Infrastructure growth is core to this. As global temperatures increase, we will need to adapt to longer, hotter periods that can impact infrastructure performance, increase water scarcity and affect farming. We must improve our flood defences and water drainage systems to cope with higher frequency and volumes of rain, and increasingly violent storms caused by rising temperatures. Much needs to change to improve our ability to cope with global warming.
There has been long-term consensus that investment into UK infrastructure is crucial to growth. But recently, it seems that public spending on major infrastructure projects has worryingly begun to slip. In 2022, the Northern Powerhouse Rail project was scaled back, retracting the promised new rail line between Leeds and Manchester, and in 2023, HS2 Phase 2 was also cancelled. As a result, it’s going to be difficult over the next five to ten years for the infrastructure sector to continue to push for the public and private investment it so desperately needs to improve, maintain and replace the UK’s transport assets.
Another roadblock is how long it currently takes for decisions on major infrastructure to make it through the planning system.

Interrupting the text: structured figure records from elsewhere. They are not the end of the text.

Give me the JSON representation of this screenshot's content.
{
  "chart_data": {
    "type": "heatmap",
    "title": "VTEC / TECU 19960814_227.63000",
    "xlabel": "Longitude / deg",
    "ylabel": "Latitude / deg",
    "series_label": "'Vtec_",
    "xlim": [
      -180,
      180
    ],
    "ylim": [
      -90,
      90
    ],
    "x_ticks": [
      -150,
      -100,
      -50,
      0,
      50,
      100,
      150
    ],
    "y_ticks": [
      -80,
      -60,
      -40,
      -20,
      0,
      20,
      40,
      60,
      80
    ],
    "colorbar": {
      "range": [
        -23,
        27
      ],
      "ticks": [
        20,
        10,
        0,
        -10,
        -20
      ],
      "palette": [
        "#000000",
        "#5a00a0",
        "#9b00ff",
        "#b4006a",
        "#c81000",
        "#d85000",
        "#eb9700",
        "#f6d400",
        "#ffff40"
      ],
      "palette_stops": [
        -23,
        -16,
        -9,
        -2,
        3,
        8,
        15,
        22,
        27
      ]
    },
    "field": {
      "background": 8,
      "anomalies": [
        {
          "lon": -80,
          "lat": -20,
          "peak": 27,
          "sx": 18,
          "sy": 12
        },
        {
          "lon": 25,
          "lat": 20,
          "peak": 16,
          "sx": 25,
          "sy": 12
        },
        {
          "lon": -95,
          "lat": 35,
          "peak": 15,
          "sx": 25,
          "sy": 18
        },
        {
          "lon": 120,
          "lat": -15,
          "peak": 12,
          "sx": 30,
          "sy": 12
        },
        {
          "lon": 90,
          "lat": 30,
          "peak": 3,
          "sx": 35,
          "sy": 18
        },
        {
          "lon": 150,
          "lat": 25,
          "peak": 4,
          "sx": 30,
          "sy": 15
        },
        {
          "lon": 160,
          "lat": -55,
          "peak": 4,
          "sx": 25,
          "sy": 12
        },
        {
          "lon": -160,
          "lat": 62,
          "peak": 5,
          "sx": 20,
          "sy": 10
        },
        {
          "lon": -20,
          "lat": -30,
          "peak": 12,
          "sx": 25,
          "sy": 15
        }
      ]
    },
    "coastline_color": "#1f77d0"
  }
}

The time it takes from a decision being made on renewal or refurbishment, to a project “coming on-stream” or being fully operational, is getting longer. Numerous governments have launched planning reviews, declaring their intention to “cut the planning red tape” and make consenting easier.

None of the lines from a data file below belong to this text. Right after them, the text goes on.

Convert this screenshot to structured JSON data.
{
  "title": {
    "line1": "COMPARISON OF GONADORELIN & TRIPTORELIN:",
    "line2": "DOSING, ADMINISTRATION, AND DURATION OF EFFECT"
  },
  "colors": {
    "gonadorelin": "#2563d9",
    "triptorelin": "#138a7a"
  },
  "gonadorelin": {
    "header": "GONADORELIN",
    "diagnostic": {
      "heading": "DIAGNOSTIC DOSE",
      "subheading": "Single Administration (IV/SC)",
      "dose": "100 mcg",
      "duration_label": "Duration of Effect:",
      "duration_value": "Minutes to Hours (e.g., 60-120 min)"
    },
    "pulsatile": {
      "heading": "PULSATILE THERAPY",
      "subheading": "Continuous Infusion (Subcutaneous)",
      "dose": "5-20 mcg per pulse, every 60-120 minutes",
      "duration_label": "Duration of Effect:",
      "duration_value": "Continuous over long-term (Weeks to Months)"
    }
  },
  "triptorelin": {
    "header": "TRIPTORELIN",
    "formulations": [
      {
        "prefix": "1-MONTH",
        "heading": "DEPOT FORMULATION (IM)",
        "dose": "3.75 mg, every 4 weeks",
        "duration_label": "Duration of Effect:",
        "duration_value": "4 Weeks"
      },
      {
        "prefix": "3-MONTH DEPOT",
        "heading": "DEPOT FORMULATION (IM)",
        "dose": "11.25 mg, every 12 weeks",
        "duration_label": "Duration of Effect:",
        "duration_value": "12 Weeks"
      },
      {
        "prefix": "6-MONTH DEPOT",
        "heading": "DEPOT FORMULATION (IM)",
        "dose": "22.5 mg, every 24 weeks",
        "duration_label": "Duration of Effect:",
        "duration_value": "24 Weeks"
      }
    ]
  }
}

But often – after being put through consultations and extensive scrutiny – planning applications find themselves with more hurdles than they had to begin with. We have seen this most recently with new provisions for nature, including a requirement for developers to ensure at least 10 per cent biodiversity net gain from February 2024 on infrastructure projects. Layering on more and more conditions and requirements, while justifiable in themselves, can make it more difficult to get consent and result in significant delays. Not only does that lengthen the project itself and increase costs, but those opposed to new developments have more opportunities to challenge the process as well.

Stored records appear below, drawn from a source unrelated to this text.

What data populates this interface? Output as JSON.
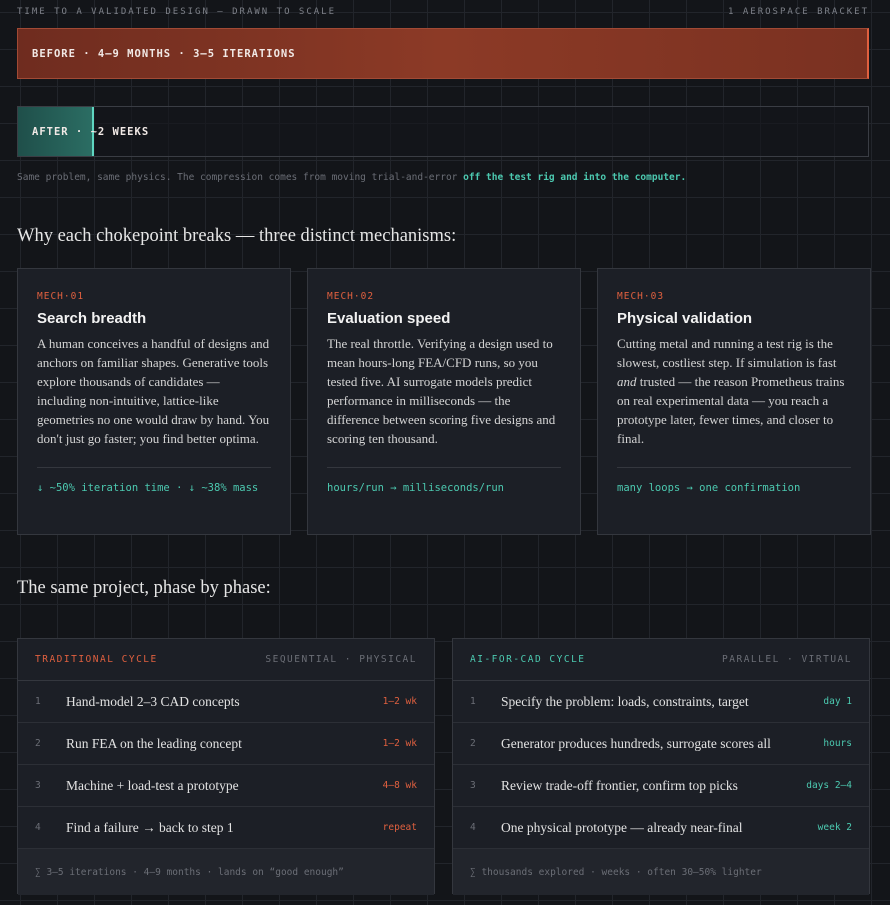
{
  "header": {
    "title": "TIME TO A VALIDATED DESIGN — DRAWN TO SCALE",
    "right": "1 AEROSPACE BRACKET"
  },
  "bars": {
    "before": "BEFORE · 4–9 MONTHS · 3–5 ITERATIONS",
    "after": "AFTER · ~2 WEEKS"
  },
  "caption": {
    "text": "Same problem, same physics. The compression comes from moving trial-and-error ",
    "highlight": "off the test rig and into the computer."
  },
  "mechanisms": {
    "heading": "Why each chokepoint breaks — three distinct mechanisms:",
    "cards": [
      {
        "tag": "MECH·01",
        "title": "Search breadth",
        "body": [
          "A human conceives a handful of designs and anchors on familiar shapes. Generative tools explore thousands of candidates — including non-intuitive, lattice-like geometries no one would draw by hand. You don't just go faster; you find better optima."
        ],
        "metric": "↓ ~50% iteration time · ↓ ~38% mass"
      },
      {
        "tag": "MECH·02",
        "title": "Evaluation speed",
        "body": [
          "The real throttle. Verifying a design used to mean hours-long FEA/CFD runs, so you tested five. AI surrogate models predict performance in milliseconds — the difference between scoring five designs and scoring ten thousand."
        ],
        "metric": "hours/run → milliseconds/run"
      },
      {
        "tag": "MECH·03",
        "title": "Physical validation",
        "body": [
          "Cutting metal and running a test rig is the slowest, costliest step. If simulation is fast ",
          "and",
          " trusted — the reason Prometheus trains on real experimental data — you reach a prototype later, fewer times, and closer to final."
        ],
        "metric": "many loops → one confirmation"
      }
    ]
  },
  "phases": {
    "heading": "The same project, phase by phase:",
    "columns": [
      {
        "title": "TRADITIONAL CYCLE",
        "subtitle": "SEQUENTIAL · PHYSICAL",
        "steps": [
          {
            "num": "1",
            "text": "Hand-model 2–3 CAD concepts",
            "time": "1–2 wk"
          },
          {
            "num": "2",
            "text": "Run FEA on the leading concept",
            "time": "1–2 wk"
          },
          {
            "num": "3",
            "text": "Machine + load-test a prototype",
            "time": "4–8 wk"
          },
          {
            "num": "4",
            "text": "Find a failure → back to step 1",
            "time": "repeat"
          }
        ],
        "footer": "∑ 3–5 iterations · 4–9 months · lands on “good enough”"
      },
      {
        "title": "AI-FOR-CAD CYCLE",
        "subtitle": "PARALLEL · VIRTUAL",
        "steps": [
          {
            "num": "1",
            "text": "Specify the problem: loads, constraints, target",
            "time": "day 1"
          },
          {
            "num": "2",
            "text": "Generator produces hundreds, surrogate scores all",
            "time": "hours"
          },
          {
            "num": "3",
            "text": "Review trade-off frontier, confirm top picks",
            "time": "days 2–4"
          },
          {
            "num": "4",
            "text": "One physical prototype — already near-final",
            "time": "week 2"
          }
        ],
        "footer": "∑ thousands explored · weeks · often 30–50% lighter"
      }
    ]
  }
}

This has impacted strategic investment into road infrastructure, where groups opposed to planning decisions have regularly lobbied via local MPs or utilised the judicial review process, leading to significant delays to schemes and therefore to vital road improvements.
Volatile politics on a national level also exacerbates the situation. In recent years we have seen significant constitutional and political change in the UK, linked to Brexit, the Covid-19 pandemic and the resulting economic downturn, exacerbated by the energy crisis. Given the number of changes in government ranks, not least in No 10, the government decision-making cycle has grown shorter and shorter, often removing long-term policy support for big schemes and reducing the gestation period for the delivery of large infrastructure projects. It can be difficult for such schemes to survive as a result. Businesses and investors need certainty if they are to back major schemes, but the current landscape can prove very difficult to respond to.
Funding for infrastructure comes from a range of sources, but a great deal of it originates in the private sector. Without market stability, it can be very difficult for private investors to put large sums of money into fixed assets that will only offer a return on a 25-year horizon. Owing to recent events, such as the cancellation of HS2 Phase 2, the UK’s credibility on infrastructure development isn’t as high as it once was. The UK used to be a safe bet for investors, but this unfortunately isn’t the case anymore.
This is why we so urgently need a long-term strategy for UK infrastructure. Producing it based on cross-party consultation would enable it to be delivered consistently through changes of government. Political commitment to long-term, concrete plans will give businesses the certainty they need to invest in major infrastructure projects, harnessing the private sector to deliver vital upgrades in the years to come. The UK’s resilience to climate change, its economy and the future of our communities all depend on it.